The Authors Guild, a trade group for writers, this week sent an e-mail to about 5,000 of its 8,200 members calling on those who have Web sites to remove links to Amazon.com's affiliate program.

This is the latest development in a 16-month effort by the guild to persuade the online bookseller to stop offering used books for sale by other customers on the same Web pages as new ones.

“Amazon's practice does damage to the publishing industry, decreasing royalty payments to authors and profits to publishers,” said an e-mail from executive director Paul Aiken to members of the New York-based organization.

Amazon.com is a pioneer of affiliate programs, where Web sites linked to a merchant get a cut of resulting sales. Its affiliates number in the hundreds of thousands.

According to The Authors Guild, Amazon has been pushing its “notorious” used book service more aggressively than ever.

As a result, “[w]e believe it is in our members' best interests to de-link their websites from Amazon,” Aiken's e-mail said. “There's no good reason for authors to be complicit in undermining their own sales. It just takes a minute, and it's the right thing to do.”

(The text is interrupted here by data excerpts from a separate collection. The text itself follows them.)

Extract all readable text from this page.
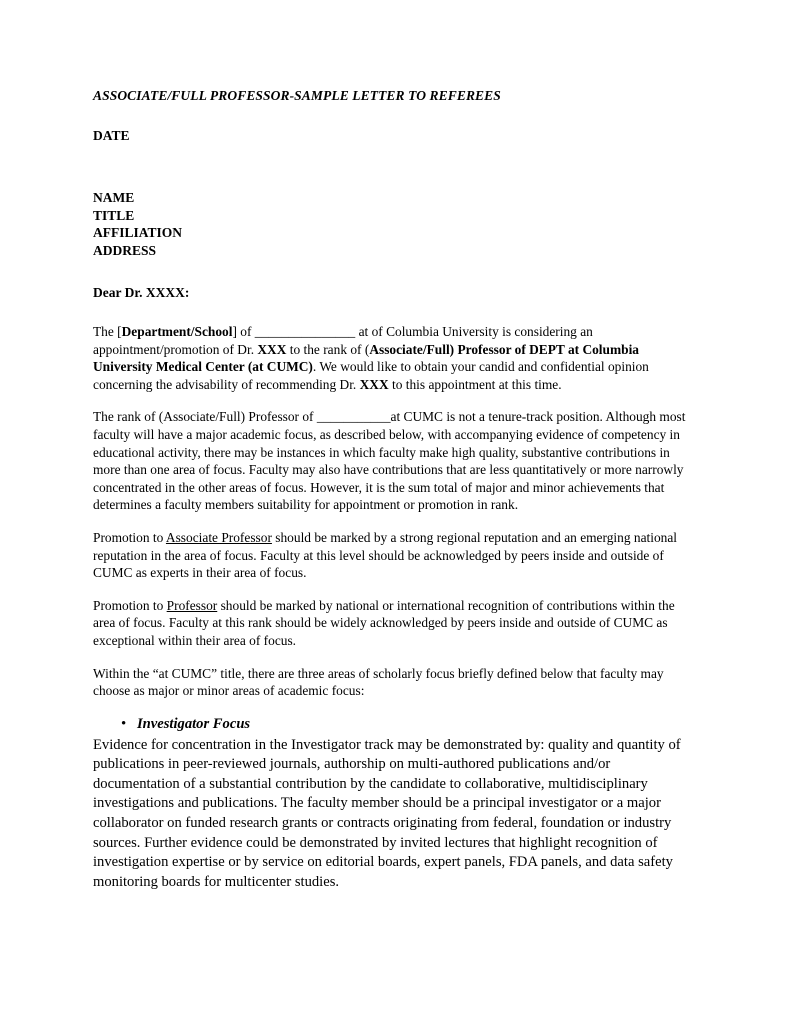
ASSOCIATE/FULL PROFESSOR-SAMPLE LETTER TO REFEREES
DATE
NAME
TITLE
AFFILIATION
ADDRESS
Dear Dr. XXXX:

The [Department/School] of _______________ at of Columbia University is considering an appointment/promotion of Dr. XXX to the rank of (Associate/Full) Professor of DEPT at Columbia University Medical Center (at CUMC). We would like to obtain your candid and confidential opinion concerning the advisability of recommending Dr. XXX to this appointment at this time.

The rank of (Associate/Full) Professor of ___________at CUMC is not a tenure-track position. Although most faculty will have a major academic focus, as described below, with accompanying evidence of competency in educational activity, there may be instances in which faculty make high quality, substantive contributions in more than one area of focus. Faculty may also have contributions that are less quantitatively or more narrowly concentrated in the other areas of focus. However, it is the sum total of major and minor achievements that determines a faculty members suitability for appointment or promotion in rank.

Promotion to Associate Professor should be marked by a strong regional reputation and an emerging national reputation in the area of focus. Faculty at this level should be acknowledged by peers inside and outside of CUMC as experts in their area of focus.

Promotion to Professor should be marked by national or international recognition of contributions within the area of focus. Faculty at this rank should be widely acknowledged by peers inside and outside of CUMC as exceptional within their area of focus.

Within the “at CUMC” title, there are three areas of scholarly focus briefly defined below that faculty may choose as major or minor areas of academic focus:

• Investigator Focus

Evidence for concentration in the Investigator track may be demonstrated by: quality and quantity of publications in peer-reviewed journals, authorship on multi-authored publications and/or documentation of a substantial contribution by the candidate to collaborative, multidisciplinary investigations and publications. The faculty member should be a principal investigator or a major collaborator on funded research grants or contracts originating from federal, foundation or industry sources. Further evidence could be demonstrated by invited lectures that highlight recognition of investigation expertise or by service on editorial boards, expert panels, FDA panels, and data safety monitoring boards for multicenter studies.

The message recommended the affiliate programs of Barnesandnoble.com and “especially” independent bookseller site BookSense.com as alternatives.

Aiken said he is realistic about the guild's ability to affect Amazon's sales.

“We're not doing this thinking it will bring Amazon.com to its knees,” he said.

The guild is also not demanding that Amazon stop selling used books, he said. It is asking Amazon to sell used books on a separate section of the site.

So far, the request has fallen on deaf ears, Aiken said.

Amazon did not return a call for comment by deadline. However, its position has been that the service drives customers to try authors and genres they otherwise wouldn't by offering the work less expensively.

Amazon recently began more aggressively pitching its used book service by telling returning book buyers what they could earn by selling their used purchases to other Amazon customers. Amazon takes a cut of used book transactions.

Used books reportedly accounted for 15 percent of Amazon's sales last year.

When asked about offline used book sellers, such as New York's famous Strand Book Store Inc., Aiken said, “The Internet is Strand on steroids … We're not saying that each used book purchased displaces a new book purchase at all. We're [also] not saying that publishers and authors have lost 15 percent of their sales at Amazon, but the Internet does change things, and it does have the ability to really have an effect on publishing economics.”

Aiken cited the college textbook industry. “Who didn't buy used textbooks in college?” he said, adding that the industry's response has been to drive prices higher.

In other book markets, however, “you don't have some professor ordering you to buy the book.” Also, introducing new editions every couple years, as is done with college textbooks, is not an option in other markets, he said.

Amazon began offering the used book service in November 2000. The guild and the Association of American Publishers sent Amazon CEO Jeff Bezos a letter in December 2000 protesting the service.

“If your aggressive promotion of used book sales becomes popular among Amazon's customers, this service will cut significantly into sales of new titles, directly harming authors and publishers,” the letter said.

“Without talented authors producing a large number of new titles every year, Amazon's sales will certainly suffer. If book authors and publishers aren't adequately compensated for their work, however, then more and more writers will be compelled to pursue other creative outlets and professions.”